Mientras en otras empresas del sector eléctrico se han pactado revisiones salariales más ambiciosas, mayores garantías laborales y mejores beneficios sociales, en Endesa hemos visto cómo, con el V y VI Convenio Marco, perdíamos derechos históricos en temas como la tarifa eléctrica, ayuda de estudios, seguro médico y protección real frente a sanciones desproporcionadas. Hemos perdido todos, los de convenio de origen y los de convenio marco.
El VI Convenio Marco —firmado únicamente por Ugt por imposición de este sindicato a la dirección— mantuvo incrementos salariales insuficientes respecto al aumento del coste de la vida y permitió a la empresa endurecer el régimen disciplinario y recortar derechos. Hoy denuncian un modelo empresarial basado en expedientes, despidos y miedo. Pero ese marco lo avalaron cuando tuvieron la oportunidad de frenarlo.
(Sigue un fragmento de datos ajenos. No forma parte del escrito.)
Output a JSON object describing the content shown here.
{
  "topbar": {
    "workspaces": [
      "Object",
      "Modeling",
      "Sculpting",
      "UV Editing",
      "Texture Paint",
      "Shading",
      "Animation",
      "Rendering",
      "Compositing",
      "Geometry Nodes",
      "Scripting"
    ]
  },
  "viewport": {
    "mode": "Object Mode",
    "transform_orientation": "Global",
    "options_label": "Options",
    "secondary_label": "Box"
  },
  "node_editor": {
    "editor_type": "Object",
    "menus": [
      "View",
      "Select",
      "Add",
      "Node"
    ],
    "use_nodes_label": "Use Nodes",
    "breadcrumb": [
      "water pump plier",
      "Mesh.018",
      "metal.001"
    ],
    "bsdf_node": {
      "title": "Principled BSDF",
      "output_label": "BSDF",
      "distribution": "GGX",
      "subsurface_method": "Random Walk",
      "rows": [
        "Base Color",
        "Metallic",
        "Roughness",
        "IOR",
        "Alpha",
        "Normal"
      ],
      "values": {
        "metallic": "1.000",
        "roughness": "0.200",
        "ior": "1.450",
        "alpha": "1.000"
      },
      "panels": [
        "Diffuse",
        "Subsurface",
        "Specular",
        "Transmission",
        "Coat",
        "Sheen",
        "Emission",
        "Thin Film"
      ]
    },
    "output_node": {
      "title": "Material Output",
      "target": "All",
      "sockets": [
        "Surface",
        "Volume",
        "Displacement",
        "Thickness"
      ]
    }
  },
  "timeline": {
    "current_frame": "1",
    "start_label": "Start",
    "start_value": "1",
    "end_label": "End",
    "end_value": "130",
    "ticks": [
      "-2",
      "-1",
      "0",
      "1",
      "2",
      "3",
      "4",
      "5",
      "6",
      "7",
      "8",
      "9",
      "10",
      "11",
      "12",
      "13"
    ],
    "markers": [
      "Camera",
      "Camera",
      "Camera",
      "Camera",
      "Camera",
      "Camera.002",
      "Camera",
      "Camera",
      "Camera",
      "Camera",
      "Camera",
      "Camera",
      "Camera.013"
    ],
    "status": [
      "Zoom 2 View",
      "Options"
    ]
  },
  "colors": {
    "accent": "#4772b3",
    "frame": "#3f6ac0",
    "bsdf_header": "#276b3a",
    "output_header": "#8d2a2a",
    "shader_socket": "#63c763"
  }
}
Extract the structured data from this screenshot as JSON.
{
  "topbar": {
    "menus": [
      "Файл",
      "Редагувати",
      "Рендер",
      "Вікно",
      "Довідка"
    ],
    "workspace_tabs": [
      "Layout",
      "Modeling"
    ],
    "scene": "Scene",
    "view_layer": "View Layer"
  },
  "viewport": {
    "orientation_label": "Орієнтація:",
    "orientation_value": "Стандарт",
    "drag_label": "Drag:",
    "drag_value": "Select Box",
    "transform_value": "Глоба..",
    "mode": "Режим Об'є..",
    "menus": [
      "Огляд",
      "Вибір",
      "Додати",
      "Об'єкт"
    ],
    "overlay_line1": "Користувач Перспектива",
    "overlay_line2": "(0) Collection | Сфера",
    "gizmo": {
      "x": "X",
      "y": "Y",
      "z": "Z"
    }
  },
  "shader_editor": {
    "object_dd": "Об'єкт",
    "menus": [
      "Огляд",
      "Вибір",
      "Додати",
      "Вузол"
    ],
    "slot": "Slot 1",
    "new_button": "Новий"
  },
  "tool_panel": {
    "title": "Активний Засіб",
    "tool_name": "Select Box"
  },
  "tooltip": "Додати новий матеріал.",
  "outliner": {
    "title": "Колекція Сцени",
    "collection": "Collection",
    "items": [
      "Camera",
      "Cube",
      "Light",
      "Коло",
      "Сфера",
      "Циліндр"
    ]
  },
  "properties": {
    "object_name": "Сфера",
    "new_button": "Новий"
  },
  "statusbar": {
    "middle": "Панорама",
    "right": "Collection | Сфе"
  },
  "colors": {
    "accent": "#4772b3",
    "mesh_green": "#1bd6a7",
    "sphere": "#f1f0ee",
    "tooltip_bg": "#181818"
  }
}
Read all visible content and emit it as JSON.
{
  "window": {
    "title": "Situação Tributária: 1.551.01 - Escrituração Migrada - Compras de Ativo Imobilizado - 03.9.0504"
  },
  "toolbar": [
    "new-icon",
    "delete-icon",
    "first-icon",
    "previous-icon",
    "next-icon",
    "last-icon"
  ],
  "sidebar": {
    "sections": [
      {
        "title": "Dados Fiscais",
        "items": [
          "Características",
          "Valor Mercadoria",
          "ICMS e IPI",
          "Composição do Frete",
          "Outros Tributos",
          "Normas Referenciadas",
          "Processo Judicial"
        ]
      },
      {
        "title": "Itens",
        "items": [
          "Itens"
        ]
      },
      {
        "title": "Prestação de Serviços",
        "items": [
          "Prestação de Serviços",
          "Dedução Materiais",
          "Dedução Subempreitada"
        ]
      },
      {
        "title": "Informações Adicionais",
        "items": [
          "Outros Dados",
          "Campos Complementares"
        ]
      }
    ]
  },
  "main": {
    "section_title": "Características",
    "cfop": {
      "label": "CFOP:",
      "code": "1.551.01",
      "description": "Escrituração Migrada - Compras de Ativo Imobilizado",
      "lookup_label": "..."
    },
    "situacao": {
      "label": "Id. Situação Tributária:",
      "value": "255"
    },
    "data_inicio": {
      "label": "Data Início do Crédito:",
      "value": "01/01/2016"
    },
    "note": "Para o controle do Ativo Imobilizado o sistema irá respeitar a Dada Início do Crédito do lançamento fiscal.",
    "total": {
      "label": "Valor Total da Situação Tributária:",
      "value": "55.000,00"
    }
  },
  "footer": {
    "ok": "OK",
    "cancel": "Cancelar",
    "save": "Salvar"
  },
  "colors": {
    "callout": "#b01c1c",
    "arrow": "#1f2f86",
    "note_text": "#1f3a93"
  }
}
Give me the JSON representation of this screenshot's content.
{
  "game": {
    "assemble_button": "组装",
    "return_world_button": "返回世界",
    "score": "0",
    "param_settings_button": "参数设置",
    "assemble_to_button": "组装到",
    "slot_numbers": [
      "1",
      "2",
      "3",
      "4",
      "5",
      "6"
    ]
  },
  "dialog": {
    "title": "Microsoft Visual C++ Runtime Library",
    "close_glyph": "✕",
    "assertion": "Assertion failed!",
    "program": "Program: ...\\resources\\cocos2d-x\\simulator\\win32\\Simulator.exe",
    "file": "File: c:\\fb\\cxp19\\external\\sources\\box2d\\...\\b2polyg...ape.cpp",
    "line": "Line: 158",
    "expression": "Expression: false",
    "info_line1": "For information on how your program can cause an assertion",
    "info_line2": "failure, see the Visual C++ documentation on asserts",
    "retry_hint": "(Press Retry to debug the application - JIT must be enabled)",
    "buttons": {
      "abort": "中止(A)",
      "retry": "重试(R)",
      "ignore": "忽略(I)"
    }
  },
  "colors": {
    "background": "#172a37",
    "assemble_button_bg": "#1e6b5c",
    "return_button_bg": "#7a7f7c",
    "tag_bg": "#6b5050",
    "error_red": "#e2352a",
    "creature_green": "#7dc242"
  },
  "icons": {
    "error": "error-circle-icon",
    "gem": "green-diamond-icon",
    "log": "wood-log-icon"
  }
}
No nos acompañaron en las reivindicaciones durante la negociación del segundo Acuerdo de Teletrabajo -el primero, mucho más favorable a la plantilla, solo lo firmó CCOO-, permitiendo y amplificando así que la empresa utilizase un discurso del miedo y debilitara nuestra posición colectiva.
Resulta llamativo que esta iniciativa llegue justo cuando en las próximas semanas esperamos que se desbloqueen procesos electorales importantes por volumen de trabajadores. En Madrid, lo procesos se paralizaron cuando reclamamos que todos los trabajadores en activo, incluidos AVS, pudieran ejercer su derecho a votar libremente. Tanto la dirección como UGT se opusieron conjuntamente.
También fueron de la mano cuando la dirección redujo la composición de la Mesa Negociadora del VI Convenio de forma que se le daba a UGT una mayoría absoluta que, de otra forma, no tendría. Tras la firma en solitario del VI Convenio, les afectó mucho que les calificáramos de ‘sindical partner’, e incluso hicieron mofa de ello. Pero es que eso es exactamente en lo que se habían convertido: un sindicato que trabajaba en alianza con la dirección perjudicando más y más a la plantilla. Ahora parece que sí les importa lo que sucede.
En CCOO seguimos donde siempre: defendiendo mejoras reales, sin gestos oportunistas para la galería. Si ahora, de verdad, quieren unidad frente a la dirección, nuestra mano sigue tendida. Pero el camino se hace andando. Y la unidad se construye con coherencia, no con amnesia selectiva, ni eludiendo responsabilidades. Si UGT da ese paso, y accede a sentarse con nosotros para estudiar la mejor forma de enfrentar, de forma conjunta, en unidad sindical, las intolerables políticas de la dirección, estaremos en el mismo camino.
Memoria para no repetir errores, coherencia para no defraudar a los que confían en nosotros y unidad sindical, este es el camino.